Ah yes, the Next Gen Cup car. When owners like Marks jet to Europe to sell the likes of Kimi & Co. on stock car racing, these new taxicabs make it a much easier pitch.
“Getting into a NASCAR ride required such a specific proprietary approach and personality and style of driving, that you saw the guys who did try it were just never successful. [Jacques] Villeneuve, Montoya, Scott Speed, all of them,” says Marks, who himself struggled to make the transition from sports cars during his 80 starts across NASCAR’s top three series. “The Next Gen car is much more in line with where other motorsports are around the world.
“It’s finally got an independent rear suspension and a sequential gearbox. It’s now the type of race car that doesn’t require this very specific type of driving that talented people from all over the world struggle with because it’s just so different. This car is much more like a GT car, like a big, heavy GT car. There is a huge learning curve, but it’s a curve these guys can navigate.”
They certainly hope that they can.
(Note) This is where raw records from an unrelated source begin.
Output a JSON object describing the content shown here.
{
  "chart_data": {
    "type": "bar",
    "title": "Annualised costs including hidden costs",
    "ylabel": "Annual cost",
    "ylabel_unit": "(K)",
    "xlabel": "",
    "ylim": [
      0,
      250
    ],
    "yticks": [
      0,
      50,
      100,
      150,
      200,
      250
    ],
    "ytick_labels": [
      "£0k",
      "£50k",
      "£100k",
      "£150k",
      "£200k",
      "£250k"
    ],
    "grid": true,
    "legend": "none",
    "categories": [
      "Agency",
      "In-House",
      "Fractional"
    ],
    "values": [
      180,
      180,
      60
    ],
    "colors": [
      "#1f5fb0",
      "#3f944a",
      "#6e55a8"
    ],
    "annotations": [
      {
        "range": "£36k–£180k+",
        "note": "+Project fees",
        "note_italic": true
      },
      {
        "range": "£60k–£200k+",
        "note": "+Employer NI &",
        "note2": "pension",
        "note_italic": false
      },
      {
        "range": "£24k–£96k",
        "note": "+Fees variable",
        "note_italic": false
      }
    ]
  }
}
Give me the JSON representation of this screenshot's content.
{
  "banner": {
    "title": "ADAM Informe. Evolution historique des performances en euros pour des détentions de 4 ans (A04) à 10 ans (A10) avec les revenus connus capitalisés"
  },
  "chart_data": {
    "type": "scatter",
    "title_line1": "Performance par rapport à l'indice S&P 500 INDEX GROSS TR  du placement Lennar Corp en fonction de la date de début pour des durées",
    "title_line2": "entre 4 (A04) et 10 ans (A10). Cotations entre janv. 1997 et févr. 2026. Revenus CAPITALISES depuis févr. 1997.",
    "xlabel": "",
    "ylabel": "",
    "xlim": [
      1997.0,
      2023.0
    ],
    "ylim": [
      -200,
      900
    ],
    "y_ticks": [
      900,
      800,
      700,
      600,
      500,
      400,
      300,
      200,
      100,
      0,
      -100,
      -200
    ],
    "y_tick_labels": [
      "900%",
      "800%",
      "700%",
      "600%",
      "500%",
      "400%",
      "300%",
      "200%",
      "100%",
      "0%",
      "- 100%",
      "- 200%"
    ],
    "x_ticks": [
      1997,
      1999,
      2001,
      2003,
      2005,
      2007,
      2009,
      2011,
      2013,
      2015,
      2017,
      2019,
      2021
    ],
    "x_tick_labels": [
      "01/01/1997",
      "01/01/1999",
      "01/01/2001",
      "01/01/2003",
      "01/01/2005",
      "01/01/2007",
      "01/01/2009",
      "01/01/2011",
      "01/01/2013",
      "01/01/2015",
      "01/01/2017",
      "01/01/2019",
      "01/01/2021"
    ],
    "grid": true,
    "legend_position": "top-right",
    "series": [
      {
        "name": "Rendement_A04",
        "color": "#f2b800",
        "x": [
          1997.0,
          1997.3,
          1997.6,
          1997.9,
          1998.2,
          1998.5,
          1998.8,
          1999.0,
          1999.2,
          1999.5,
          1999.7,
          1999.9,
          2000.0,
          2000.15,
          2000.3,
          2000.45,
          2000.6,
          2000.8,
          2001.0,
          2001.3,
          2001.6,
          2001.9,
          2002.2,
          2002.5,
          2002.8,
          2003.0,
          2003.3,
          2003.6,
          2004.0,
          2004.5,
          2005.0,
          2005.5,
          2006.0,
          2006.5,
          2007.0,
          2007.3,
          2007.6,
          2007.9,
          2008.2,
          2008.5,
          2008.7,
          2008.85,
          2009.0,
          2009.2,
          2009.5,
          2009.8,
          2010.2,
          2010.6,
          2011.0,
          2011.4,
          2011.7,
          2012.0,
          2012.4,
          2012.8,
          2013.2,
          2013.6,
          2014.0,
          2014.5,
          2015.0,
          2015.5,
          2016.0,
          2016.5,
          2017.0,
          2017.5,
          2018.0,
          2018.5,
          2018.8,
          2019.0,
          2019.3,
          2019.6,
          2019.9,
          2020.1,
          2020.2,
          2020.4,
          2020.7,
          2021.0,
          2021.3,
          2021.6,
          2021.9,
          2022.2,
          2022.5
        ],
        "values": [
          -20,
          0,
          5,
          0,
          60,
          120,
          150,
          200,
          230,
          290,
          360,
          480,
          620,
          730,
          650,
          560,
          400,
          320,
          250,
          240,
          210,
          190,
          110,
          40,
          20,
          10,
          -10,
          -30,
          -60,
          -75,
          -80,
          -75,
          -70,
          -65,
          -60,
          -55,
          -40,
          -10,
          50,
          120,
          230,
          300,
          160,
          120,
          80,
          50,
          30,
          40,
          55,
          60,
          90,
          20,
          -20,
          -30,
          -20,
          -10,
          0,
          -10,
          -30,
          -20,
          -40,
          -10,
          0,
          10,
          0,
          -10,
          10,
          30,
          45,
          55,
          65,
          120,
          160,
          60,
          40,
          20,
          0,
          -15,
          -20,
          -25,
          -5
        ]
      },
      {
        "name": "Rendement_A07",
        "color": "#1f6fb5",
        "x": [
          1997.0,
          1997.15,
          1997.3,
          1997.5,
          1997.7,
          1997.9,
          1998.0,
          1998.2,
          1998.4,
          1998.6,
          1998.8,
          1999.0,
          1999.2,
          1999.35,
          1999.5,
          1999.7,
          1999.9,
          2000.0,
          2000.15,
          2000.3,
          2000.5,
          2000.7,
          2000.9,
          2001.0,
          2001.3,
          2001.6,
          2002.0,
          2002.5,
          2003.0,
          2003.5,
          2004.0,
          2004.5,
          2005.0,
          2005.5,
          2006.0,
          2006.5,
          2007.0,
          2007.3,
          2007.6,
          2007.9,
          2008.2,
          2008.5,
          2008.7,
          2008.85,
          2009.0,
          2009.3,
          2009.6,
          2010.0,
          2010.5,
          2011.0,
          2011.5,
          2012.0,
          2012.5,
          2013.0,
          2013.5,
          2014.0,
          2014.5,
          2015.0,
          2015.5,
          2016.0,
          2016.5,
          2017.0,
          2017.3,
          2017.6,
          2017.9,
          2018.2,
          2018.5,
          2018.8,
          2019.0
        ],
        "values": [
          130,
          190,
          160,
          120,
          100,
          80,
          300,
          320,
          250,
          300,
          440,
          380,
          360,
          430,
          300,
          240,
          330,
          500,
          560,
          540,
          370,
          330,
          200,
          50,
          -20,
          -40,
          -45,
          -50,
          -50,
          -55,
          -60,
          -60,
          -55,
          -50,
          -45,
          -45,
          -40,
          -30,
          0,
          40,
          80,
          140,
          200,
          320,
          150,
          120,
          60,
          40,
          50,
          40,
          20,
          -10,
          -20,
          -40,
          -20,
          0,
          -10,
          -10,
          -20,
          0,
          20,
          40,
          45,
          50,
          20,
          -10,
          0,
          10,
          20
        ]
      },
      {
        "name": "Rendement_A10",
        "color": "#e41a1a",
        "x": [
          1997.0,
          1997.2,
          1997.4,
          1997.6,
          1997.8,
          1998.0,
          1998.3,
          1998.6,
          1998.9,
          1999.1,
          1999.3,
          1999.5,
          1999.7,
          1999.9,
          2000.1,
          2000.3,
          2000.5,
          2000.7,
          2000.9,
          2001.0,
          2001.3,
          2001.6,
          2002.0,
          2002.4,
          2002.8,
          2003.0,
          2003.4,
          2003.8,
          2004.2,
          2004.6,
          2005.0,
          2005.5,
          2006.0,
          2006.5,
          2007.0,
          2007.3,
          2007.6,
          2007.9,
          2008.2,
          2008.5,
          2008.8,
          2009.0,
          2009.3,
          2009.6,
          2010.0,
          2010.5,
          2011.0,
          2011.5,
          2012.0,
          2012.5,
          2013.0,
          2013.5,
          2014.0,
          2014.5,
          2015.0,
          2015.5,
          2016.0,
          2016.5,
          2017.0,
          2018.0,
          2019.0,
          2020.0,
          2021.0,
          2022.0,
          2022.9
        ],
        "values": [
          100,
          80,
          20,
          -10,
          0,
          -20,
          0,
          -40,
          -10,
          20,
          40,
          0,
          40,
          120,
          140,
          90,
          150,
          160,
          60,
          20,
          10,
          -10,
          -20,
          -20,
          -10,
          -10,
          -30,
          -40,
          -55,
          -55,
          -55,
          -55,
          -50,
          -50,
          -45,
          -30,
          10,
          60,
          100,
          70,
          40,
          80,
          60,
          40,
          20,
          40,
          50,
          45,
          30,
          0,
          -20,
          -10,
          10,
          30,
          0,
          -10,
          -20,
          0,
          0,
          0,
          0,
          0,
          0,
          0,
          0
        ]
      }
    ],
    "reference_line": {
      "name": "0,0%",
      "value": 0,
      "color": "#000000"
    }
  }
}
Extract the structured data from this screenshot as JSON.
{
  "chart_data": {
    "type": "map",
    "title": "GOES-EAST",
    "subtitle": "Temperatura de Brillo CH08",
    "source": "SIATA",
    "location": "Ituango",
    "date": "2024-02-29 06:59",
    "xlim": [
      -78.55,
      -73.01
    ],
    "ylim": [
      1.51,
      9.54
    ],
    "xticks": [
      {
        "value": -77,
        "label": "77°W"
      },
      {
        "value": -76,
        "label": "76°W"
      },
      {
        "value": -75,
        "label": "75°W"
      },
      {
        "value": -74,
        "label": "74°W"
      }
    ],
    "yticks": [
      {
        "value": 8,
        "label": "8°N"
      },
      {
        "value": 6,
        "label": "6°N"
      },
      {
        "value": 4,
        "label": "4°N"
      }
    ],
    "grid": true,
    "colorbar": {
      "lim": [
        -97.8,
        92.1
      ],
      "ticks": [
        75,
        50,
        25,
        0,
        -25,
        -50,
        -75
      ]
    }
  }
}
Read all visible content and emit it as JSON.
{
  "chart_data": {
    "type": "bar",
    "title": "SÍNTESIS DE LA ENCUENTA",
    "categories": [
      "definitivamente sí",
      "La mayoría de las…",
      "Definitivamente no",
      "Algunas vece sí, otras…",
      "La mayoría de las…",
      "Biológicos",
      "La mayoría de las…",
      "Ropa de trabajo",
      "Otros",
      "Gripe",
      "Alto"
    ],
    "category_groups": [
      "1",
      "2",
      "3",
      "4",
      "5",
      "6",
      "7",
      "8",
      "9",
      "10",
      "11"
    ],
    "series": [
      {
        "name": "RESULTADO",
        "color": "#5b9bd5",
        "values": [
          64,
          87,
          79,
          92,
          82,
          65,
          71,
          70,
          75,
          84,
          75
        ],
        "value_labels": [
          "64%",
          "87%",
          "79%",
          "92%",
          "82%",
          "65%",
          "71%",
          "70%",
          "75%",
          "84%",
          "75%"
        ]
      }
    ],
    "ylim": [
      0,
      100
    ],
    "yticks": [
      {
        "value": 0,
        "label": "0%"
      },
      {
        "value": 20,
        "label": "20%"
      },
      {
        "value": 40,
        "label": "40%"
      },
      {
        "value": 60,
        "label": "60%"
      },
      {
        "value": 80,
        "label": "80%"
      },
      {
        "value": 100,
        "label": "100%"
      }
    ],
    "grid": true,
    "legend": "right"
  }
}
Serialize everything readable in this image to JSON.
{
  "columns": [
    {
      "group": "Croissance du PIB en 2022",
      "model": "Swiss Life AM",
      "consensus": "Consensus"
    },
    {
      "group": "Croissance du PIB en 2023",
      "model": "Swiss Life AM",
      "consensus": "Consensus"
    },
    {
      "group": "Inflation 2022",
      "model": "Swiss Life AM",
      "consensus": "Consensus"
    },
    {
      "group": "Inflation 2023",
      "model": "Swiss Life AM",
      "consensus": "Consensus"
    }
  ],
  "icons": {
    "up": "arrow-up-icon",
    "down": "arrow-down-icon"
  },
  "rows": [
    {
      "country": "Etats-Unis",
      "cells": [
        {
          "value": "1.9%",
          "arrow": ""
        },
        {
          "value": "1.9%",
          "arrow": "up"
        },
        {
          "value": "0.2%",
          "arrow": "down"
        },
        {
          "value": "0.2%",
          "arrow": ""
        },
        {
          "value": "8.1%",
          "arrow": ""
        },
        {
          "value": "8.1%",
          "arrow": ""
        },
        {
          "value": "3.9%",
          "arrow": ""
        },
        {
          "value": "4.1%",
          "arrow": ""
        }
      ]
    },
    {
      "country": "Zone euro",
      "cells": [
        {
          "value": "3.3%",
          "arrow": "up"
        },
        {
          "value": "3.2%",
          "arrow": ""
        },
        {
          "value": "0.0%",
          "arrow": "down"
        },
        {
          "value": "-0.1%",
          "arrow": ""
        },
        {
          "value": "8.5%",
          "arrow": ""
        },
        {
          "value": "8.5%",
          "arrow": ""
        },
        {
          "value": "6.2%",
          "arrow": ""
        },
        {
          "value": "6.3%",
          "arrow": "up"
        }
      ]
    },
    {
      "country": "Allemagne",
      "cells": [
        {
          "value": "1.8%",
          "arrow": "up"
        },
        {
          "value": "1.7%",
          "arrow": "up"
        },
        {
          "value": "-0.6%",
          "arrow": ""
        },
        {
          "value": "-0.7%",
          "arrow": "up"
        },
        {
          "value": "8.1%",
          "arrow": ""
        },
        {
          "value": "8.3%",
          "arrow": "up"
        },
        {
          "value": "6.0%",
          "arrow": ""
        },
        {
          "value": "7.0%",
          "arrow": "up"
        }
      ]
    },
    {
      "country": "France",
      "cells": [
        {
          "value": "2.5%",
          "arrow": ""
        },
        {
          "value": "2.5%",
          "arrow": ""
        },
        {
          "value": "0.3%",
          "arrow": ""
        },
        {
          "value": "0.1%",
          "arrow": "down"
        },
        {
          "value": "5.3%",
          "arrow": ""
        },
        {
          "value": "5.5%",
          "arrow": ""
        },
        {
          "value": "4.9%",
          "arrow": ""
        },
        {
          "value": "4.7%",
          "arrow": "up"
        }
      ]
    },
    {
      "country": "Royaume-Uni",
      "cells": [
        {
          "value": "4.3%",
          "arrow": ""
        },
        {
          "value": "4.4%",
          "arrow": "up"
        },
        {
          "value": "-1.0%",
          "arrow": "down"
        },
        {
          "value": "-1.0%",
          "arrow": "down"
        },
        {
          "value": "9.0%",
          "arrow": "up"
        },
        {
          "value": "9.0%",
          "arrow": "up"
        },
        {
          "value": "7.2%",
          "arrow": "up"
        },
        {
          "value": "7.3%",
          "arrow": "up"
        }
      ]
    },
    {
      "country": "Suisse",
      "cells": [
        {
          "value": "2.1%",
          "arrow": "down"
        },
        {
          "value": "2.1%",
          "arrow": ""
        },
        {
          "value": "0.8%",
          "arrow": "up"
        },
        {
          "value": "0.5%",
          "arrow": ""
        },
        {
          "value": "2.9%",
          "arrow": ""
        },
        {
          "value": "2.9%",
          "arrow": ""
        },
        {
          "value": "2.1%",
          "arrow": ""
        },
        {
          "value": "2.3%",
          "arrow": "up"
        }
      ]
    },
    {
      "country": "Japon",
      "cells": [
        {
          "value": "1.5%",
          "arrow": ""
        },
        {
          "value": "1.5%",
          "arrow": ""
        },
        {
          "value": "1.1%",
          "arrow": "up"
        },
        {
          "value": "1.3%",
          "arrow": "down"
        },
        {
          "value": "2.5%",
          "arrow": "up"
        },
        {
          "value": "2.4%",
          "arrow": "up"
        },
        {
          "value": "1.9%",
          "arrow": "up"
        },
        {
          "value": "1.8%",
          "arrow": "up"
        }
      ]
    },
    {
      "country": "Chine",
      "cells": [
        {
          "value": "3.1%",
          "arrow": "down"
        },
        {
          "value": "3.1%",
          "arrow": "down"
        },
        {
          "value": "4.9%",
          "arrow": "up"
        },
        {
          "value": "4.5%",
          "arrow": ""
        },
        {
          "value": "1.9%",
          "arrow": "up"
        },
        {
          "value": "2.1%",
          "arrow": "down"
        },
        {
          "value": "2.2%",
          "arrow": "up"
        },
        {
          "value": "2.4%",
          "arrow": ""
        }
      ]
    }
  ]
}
Button, Räikkönen, IMSA ace Jordan Taylor — subbing for the injured Chase Elliott — and IndyCar racer Conor Daly all will be at COTA this weekend. Perhaps one year from now, there will be more with F1 and other “outsider” pedigree. Perhaps not.
But no matter where this goes from here, it has already gone further than any gray-haired NASCAR or F1 paddock veteran could have ever hoped to see.
At the end of the day, I am an auto racing fan,” Button says. “I think that is true for any of us who made this crazy decision to go racing for a living. And as motorsports fans, the chance to see drivers trying different disciplines, and the fact that people are working to help them do that, that’s a win for everyone.”